弘法大師の道を、心経三昧(ざんまい)でたどる、それは厄の除去を求める心の旅であり、般若心経をよすがに歩行禅で自らの心中を探る日々。心の中にまた心があり、悟りの真の意味、すなわち「自力では悟れない事を悟る」――心の位置を「空」と確認して忘れ、それによって命の存在と本質、心の安定した日常の生き方を確立する、非日常の時間帯です。
そうした観点から、この本は次の様に3つの部分に分けて書きました。
Ⅰ 道――第一章
これは「日常」、心身一体の生活環境で、具体的には①一般的な道、②へんろ旅の道、③心の道(宗教・哲学的)であり、心の道、生命の道を逆にたどり、道の原点に至る事を目指します。
Ⅱ 位置――第二章
これは「日常+非日常」、心と身の関わり方を考える環境、すなわち中庸=0(空)。

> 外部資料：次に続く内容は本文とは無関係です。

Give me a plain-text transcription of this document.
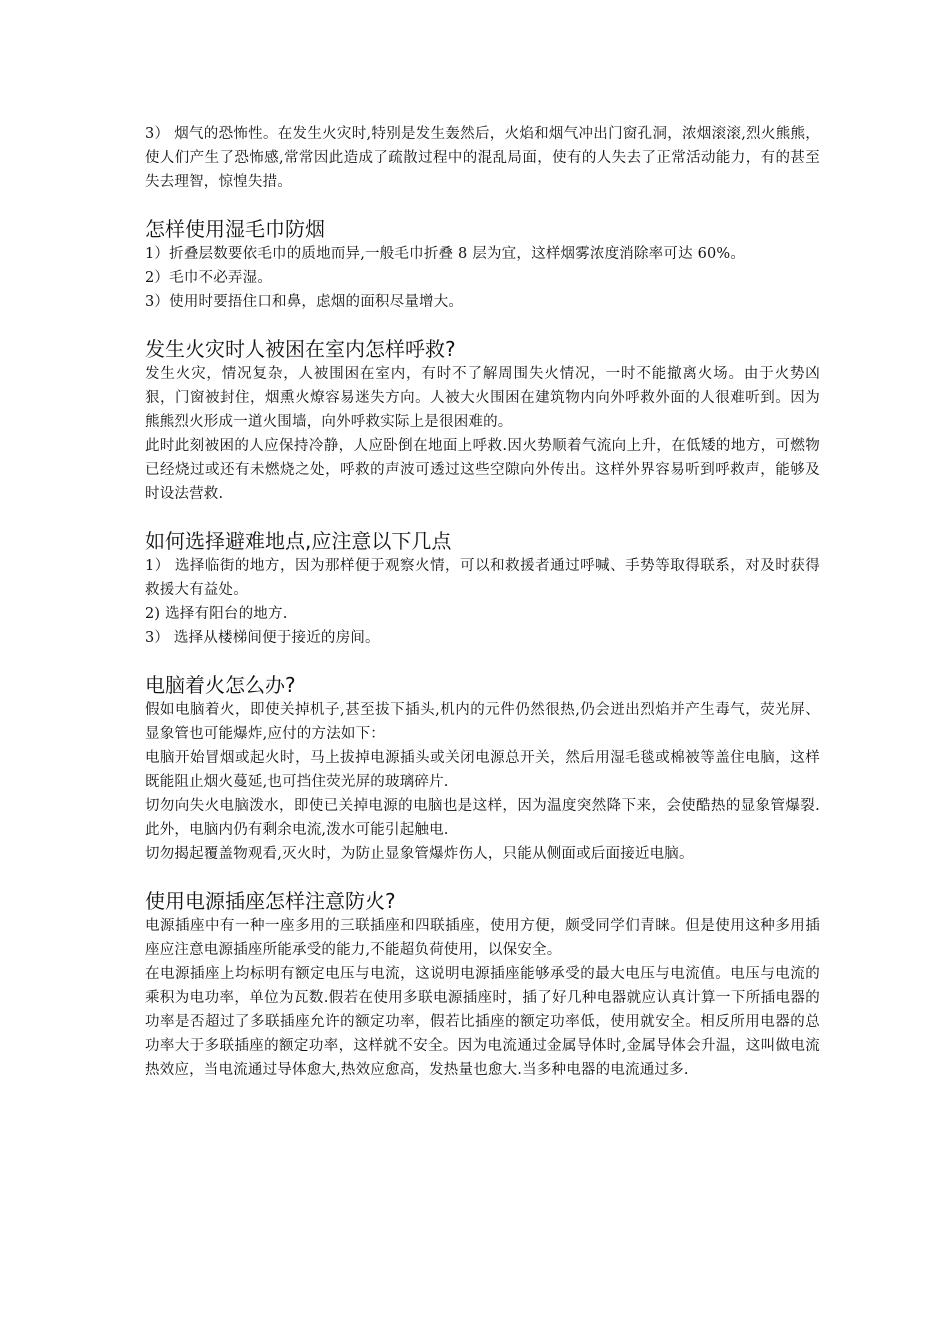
3） 烟气的恐怖性。在发生火灾时,特别是发生轰然后，火焰和烟气冲出门窗孔洞，浓烟滚滚,烈火熊熊，使人们产生了恐怖感,常常因此造成了疏散过程中的混乱局面，使有的人失去了正常活动能力，有的甚至失去理智，惊惶失措。

怎样使用湿毛巾防烟

1）折叠层数要依毛巾的质地而异,一般毛巾折叠 8 层为宜，这样烟雾浓度消除率可达 60%。

2）毛巾不必弄湿。

3）使用时要捂住口和鼻，虑烟的面积尽量增大。

发生火灾时人被困在室内怎样呼救?

发生火灾，情况复杂，人被围困在室内，有时不了解周围失火情况，一时不能撤离火场。由于火势凶狠，门窗被封住，烟熏火燎容易迷失方向。人被大火围困在建筑物内向外呼救外面的人很难听到。因为熊熊烈火形成一道火围墙，向外呼救实际上是很困难的。

此时此刻被困的人应保持冷静，人应卧倒在地面上呼救.因火势顺着气流向上升，在低矮的地方，可燃物已经烧过或还有未燃烧之处，呼救的声波可透过这些空隙向外传出。这样外界容易听到呼救声，能够及时设法营救.

如何选择避难地点,应注意以下几点

1） 选择临街的地方，因为那样便于观察火情，可以和救援者通过呼喊、手势等取得联系，对及时获得救援大有益处。

2) 选择有阳台的地方.

3） 选择从楼梯间便于接近的房间。

电脑着火怎么办?

假如电脑着火，即使关掉机子,甚至拔下插头,机内的元件仍然很热,仍会迸出烈焰并产生毒气，荧光屏、显象管也可能爆炸,应付的方法如下：

电脑开始冒烟或起火时，马上拔掉电源插头或关闭电源总开关，然后用湿毛毯或棉被等盖住电脑，这样既能阻止烟火蔓延,也可挡住荧光屏的玻璃碎片.

切勿向失火电脑泼水，即使已关掉电源的电脑也是这样，因为温度突然降下来，会使酷热的显象管爆裂.此外，电脑内仍有剩余电流,泼水可能引起触电.

切勿揭起覆盖物观看,灭火时，为防止显象管爆炸伤人，只能从侧面或后面接近电脑。

使用电源插座怎样注意防火?

电源插座中有一种一座多用的三联插座和四联插座，使用方便，颇受同学们青睐。但是使用这种多用插座应注意电源插座所能承受的能力,不能超负荷使用，以保安全。

在电源插座上均标明有额定电压与电流，这说明电源插座能够承受的最大电压与电流值。电压与电流的乘积为电功率，单位为瓦数.假若在使用多联电源插座时，插了好几种电器就应认真计算一下所插电器的功率是否超过了多联插座允许的额定功率，假若比插座的额定功率低，使用就安全。相反所用电器的总功率大于多联插座的额定功率，这样就不安全。因为电流通过金属导体时,金属导体会升温，这叫做电流热效应，当电流通过导体愈大,热效应愈高，发热量也愈大.当多种电器的电流通过多.
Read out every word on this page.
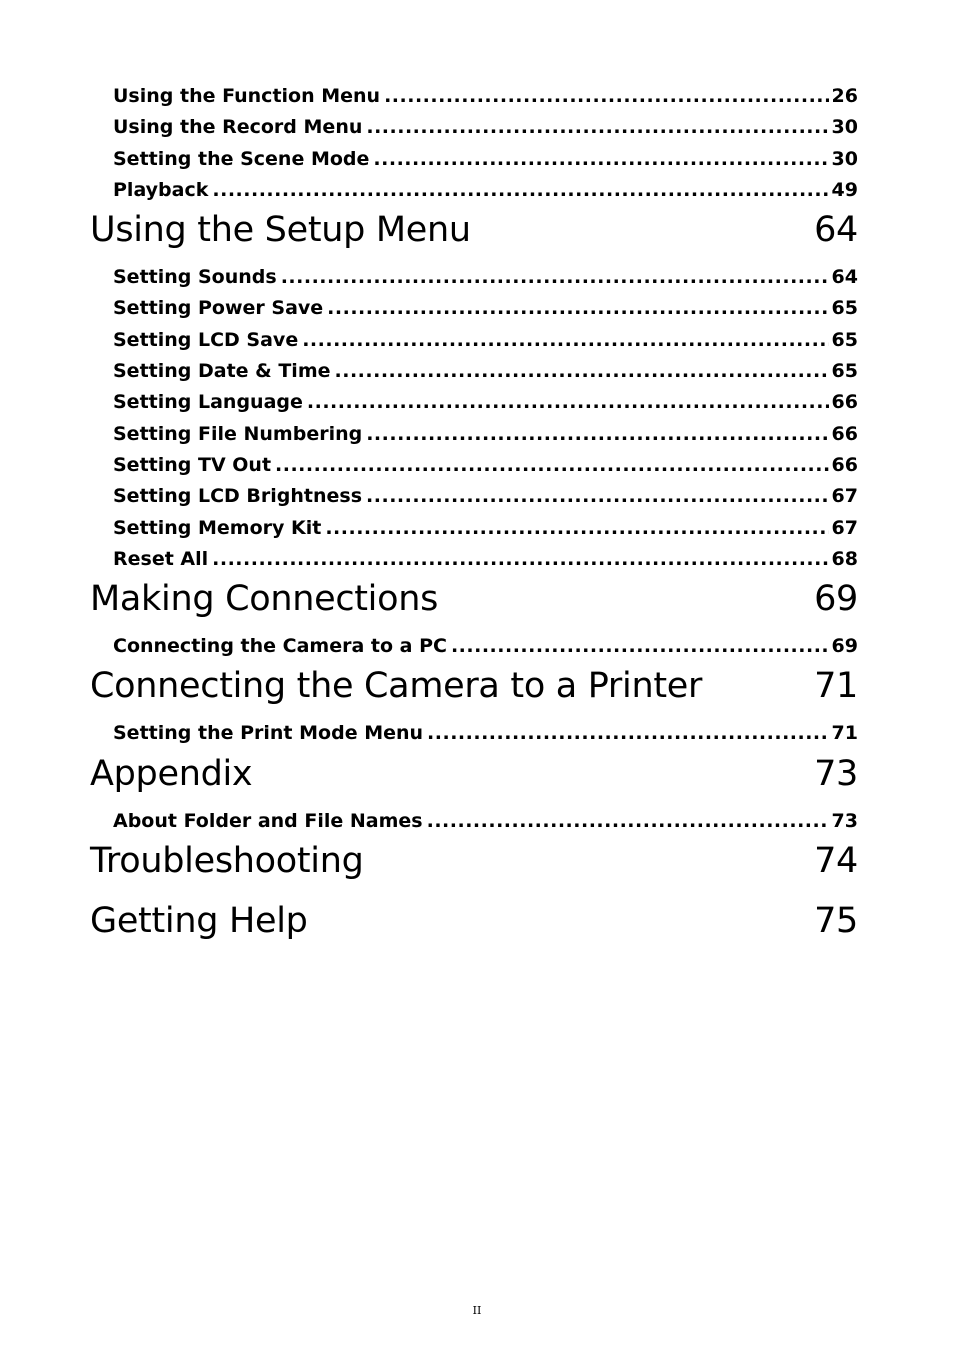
Using the Function Menu .....	26
Using the Record Menu .....	30
Setting the Scene Mode .....	30
Playback .....	49
Using the Setup Menu	64
Setting Sounds .....	64
Setting Power Save .....	65
Setting LCD Save .....	65
Setting Date & Time .....	65
Setting Language .....	66
Setting File Numbering .....	66
Setting TV Out .....	66
Setting LCD Brightness .....	67
Setting Memory Kit .....	67
Reset All .....	68
Making Connections	69
Connecting the Camera to a PC .....	69
Connecting the Camera to a Printer	71
Setting the Print Mode Menu .....	71
Appendix	73
About Folder and File Names .....	73
Troubleshooting	74
Getting Help	75
II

①日常生活環境に適する心の位置(常識・法律・宗教・道徳等)、②へんろ者としての仏教的出会いの縁の心構え(お接待)、③自己生命の本質的な位置(命の位置・心の位置)であり、変化する現象としての存在の現象的な断面に囚われない「空」の位置です。
Ⅲ 物差し――第四章
これは「非日常」、命と心について集中思考する環境、すなわち原点=0。①周辺環境を理解するための物差し(物理的物差し・心の物差し)、②他者を理解する物差し(意思の疎通・十人十色・個性の尊重・資質+人格)、③生命の物差し(仏の物差し=心経的には0すなわち空・悟り)であり、心に内在する一切を昇華し、記憶している一切を整理整頓清算し、お大師様を環境の主体とした背景によって、共通の物差しとして利用する事です。
以上の他、第六章と第七章については、読者の皆さんがご自身でへんろ思考をされたり、実際にへんろ旅をされる際のご参考にして頂ける内容をまとめてあります。
本書が、へんろ旅に少しでも興味をお持ちの方にとって、身近な杖となるならば、これほど嬉しい事はありません。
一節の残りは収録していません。